We appreciate the interest of Wu et al. in our systematic review and we wish to discuss some aspects raised in their letter.
The method we used in the meta-analysis, which compared pre- and postoperative data with the assumption of preoperative data as a control group, was rendered necessary by the lack of selected studies presenting a control group. In such a case, control must be perceived as a self controlled situation before treatment, not as a non-treated sample.

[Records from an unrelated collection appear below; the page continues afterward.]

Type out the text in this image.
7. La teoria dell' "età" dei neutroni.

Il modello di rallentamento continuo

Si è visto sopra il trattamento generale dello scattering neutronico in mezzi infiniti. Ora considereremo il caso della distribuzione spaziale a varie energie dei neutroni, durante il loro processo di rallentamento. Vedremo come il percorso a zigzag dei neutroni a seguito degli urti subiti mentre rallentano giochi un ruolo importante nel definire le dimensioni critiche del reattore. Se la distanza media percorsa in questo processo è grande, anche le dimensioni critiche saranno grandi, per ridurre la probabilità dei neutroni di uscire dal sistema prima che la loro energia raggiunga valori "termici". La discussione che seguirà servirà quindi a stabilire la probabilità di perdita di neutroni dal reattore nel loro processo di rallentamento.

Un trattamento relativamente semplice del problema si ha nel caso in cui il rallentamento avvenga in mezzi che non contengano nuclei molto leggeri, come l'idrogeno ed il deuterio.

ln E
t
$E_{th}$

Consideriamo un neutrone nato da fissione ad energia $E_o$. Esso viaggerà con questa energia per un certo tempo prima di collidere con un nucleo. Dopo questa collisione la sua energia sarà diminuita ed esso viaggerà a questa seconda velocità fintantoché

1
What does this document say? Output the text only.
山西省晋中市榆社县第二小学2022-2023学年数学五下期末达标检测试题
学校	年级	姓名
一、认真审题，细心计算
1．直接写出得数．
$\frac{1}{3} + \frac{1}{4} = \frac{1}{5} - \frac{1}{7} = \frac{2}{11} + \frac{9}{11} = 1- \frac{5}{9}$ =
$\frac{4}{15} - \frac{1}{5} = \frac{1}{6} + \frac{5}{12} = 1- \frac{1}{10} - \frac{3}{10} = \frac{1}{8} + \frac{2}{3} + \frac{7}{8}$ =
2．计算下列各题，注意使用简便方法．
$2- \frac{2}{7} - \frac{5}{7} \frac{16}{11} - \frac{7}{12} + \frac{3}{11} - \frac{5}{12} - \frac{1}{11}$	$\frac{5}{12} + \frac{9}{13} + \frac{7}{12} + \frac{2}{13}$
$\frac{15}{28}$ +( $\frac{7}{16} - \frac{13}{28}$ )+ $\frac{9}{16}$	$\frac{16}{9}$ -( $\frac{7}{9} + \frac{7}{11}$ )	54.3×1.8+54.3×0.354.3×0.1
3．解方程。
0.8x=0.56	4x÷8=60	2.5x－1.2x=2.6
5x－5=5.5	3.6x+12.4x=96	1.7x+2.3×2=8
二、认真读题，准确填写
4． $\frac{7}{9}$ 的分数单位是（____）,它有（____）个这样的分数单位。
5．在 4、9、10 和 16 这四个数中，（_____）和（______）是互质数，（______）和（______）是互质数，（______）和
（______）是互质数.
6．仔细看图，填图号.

We would like to thank Wu et al. for their suggested approach to obtaining forest plots. We performed the analyses as proposed and observed that the results obtained further validate and corroborate our findings. There was practically no change when these newly calculated data were compared to the outcomes presented in our article and significant and non-significant differences in our published results were confirmed with this approach. The summary effects calculated assuming a correlation coefficient (Corr) of 0.5 showed a difference of less than 0.09 mm and 0.41 mm 2 and this difference can be represented as less than 1% in 10 subgroups studied, 1.5% in 1 subgroup and 4.4% in 1 subgroup when compared with the published summary effects. The stability of the outcomes was confirmed by the sensitivity analysis by assuming Corr as 0.7 and 0.3, as the most discrepant summary effects showed a difference of 0.21 mm and 0.95 mm 2 from the published ones. CIs and heterogeneity were fairly different, but as the summary effects were basically the same, the results presented and discussed are valid.
Although the summary effects calculated did not really differ from the ones previously presented when the method suggested was applied to the data summarized in our article, we were interested in the method and we think it should be used in future meta-analyses that compare data in a paired way.
Another point raised was the use of a fixed-effects model when I 2 < 75% in our meta-analysis. Authors tend to diverge when it comes to the appropriate method for selecting between fixed- and random-effects models. We followed the method used by Chen et al., and the use of random-effects model when I 2 > 75% is also recommended by Ried. In our published analyses, from the 12 subgroups studied, in only two subgroups I 2 was not lower than 50% (50% and 69%). The most recently updated Cochrane Handbook says that thresholds for the interpretation of I 2 can be misleading, since the importance of inconsistency depends on several factors. Looking in the Handbook, we could not find the suggestion that a fixed-effects model should be used when I 2 < 50% or the suggestion that I 2 = 75% is the threshold for whether to conduct a meta-analysis. The Handbook does recommend that when review authors are concerned about the influence of small-study effects on the results of a meta-analysis in which there is evidence of between-study heterogeneity ( I 2 > 0), they compare the fixed- and random-effects estimates of the intervention effect. Borenstein et al. suggest that the selection between fixed- and random-effects models be based on the authors’ expectation about whether the studies share a common effect size and on the goals in performing the analysis – either computing the common effect size for the identified population or generalizing to other populations. Recent literature leads us to think that in future analyses a model must be chosen and heterogeneity should not be a determinant point in this choice and that high heterogeneity must be further investigated through subgroup analyses and meta-regression.
We are pleased for the opportunity to discuss these points as this discussion may enhance our knowledge and help other authors when performing their meta-analyses.